Manufacturing is no less a service than the distribution or sale of goods. A sign bearing a trademark at a manufacturer's factory may be evidence of use of the trademark with the manufacturing service. Just as a brand sign in a retail store can be evidence of the use of that brand with the retail service. However, if the manufacturer or seller places its trademark on the goods manufactured or sold, this is evidence of the use of that mark in relation to the goods.
The judge concluded that the auditor was correct and the appeal was dismissed.
The claimant's claim
The Complainant argued that the Auditor had wrongly relied on archived Wayback Machine web pages and that the Adversary had fulfilled its burden of proof.
The judge referred to previous Appeals Chamber rulings which concluded that the absence of a plaintiff's mark on a website at the time of first claimed use, as evidenced by archived versions of the Wayback Machine, was sufficient to shift the burden of liability of an opponent. proof of compliance, especially if the products or services are offered online.
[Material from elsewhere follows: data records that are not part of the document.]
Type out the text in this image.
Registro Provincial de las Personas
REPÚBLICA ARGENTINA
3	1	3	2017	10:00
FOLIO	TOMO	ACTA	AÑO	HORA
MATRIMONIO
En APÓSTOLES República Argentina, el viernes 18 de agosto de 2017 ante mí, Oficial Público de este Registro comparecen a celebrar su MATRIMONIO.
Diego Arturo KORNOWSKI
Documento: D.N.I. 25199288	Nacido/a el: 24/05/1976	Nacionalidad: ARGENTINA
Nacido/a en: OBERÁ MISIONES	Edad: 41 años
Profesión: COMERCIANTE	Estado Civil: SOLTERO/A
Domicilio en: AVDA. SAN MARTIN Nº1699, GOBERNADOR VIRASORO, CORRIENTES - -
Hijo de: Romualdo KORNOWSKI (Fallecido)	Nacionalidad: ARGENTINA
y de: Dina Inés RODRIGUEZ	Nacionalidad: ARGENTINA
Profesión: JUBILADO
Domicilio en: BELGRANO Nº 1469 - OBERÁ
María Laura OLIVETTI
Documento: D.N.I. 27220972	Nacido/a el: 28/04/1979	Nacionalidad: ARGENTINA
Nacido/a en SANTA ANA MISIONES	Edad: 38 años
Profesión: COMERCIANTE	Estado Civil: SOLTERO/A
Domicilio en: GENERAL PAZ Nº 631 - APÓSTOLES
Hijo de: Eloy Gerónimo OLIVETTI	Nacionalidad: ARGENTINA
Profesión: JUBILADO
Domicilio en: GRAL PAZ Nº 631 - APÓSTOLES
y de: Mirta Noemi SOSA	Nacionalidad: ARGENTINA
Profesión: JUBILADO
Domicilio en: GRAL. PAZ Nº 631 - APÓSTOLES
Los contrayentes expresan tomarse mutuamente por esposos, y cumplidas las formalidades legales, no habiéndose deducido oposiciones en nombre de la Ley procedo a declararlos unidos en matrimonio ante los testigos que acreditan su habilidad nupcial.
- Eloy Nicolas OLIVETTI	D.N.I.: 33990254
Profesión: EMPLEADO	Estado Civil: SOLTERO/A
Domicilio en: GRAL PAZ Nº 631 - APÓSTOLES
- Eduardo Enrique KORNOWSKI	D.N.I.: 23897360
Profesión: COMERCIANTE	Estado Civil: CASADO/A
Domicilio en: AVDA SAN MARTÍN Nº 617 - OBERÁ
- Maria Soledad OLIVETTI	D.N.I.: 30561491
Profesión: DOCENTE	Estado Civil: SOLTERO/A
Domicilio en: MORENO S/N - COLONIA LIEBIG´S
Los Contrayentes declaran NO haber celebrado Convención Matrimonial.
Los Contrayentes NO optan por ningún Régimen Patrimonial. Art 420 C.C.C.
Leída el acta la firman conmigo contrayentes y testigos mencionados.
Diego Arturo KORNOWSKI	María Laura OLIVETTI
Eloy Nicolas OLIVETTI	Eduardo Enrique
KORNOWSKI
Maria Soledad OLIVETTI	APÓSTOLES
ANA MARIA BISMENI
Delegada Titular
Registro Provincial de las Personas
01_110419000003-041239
In addition, the Internet Wayback Machine's filing system has been recognized by the Federal Court of Justice as a reliable source of evidence about the state of websites in the past.
Since the services provided by the applicant were services expected to be provided online, the Auditor was not wrong to rely on WaybackMachine's archived web pages. It is also not wrong to conclude that the opponent has met his initial burden of proof.
Furthermore, the Auditor Counselor did not err in denying the registration of the trademark relating to the services. Plaintiff has failed to provide sufficient evidence that it first used the Mark in connection with the Services on or before May 3, 2007. Nor has the Claimant provided any new or additional evidence on the matter in the Complaint.
comment
In the current version oftrademark lawthere is no need to state the date of first use and there is no ground for objection based on the claim that the applicant has not used the mark with any goods or services listed in the application on the alleged date of first use. However, there are other potential grounds of objection available to an opponent, which require the submission of evidence to prove use of the mark by both parties. The principles discussed above regarding the use of marks and certifications still apply.
A version of this article originally appeared in TheLawyer's Daily, published by LexisNexis Canada Inc.
The content of this article is intended to provide a general guide on the subject. Regarding your specific circumstances, you should seek expert advice.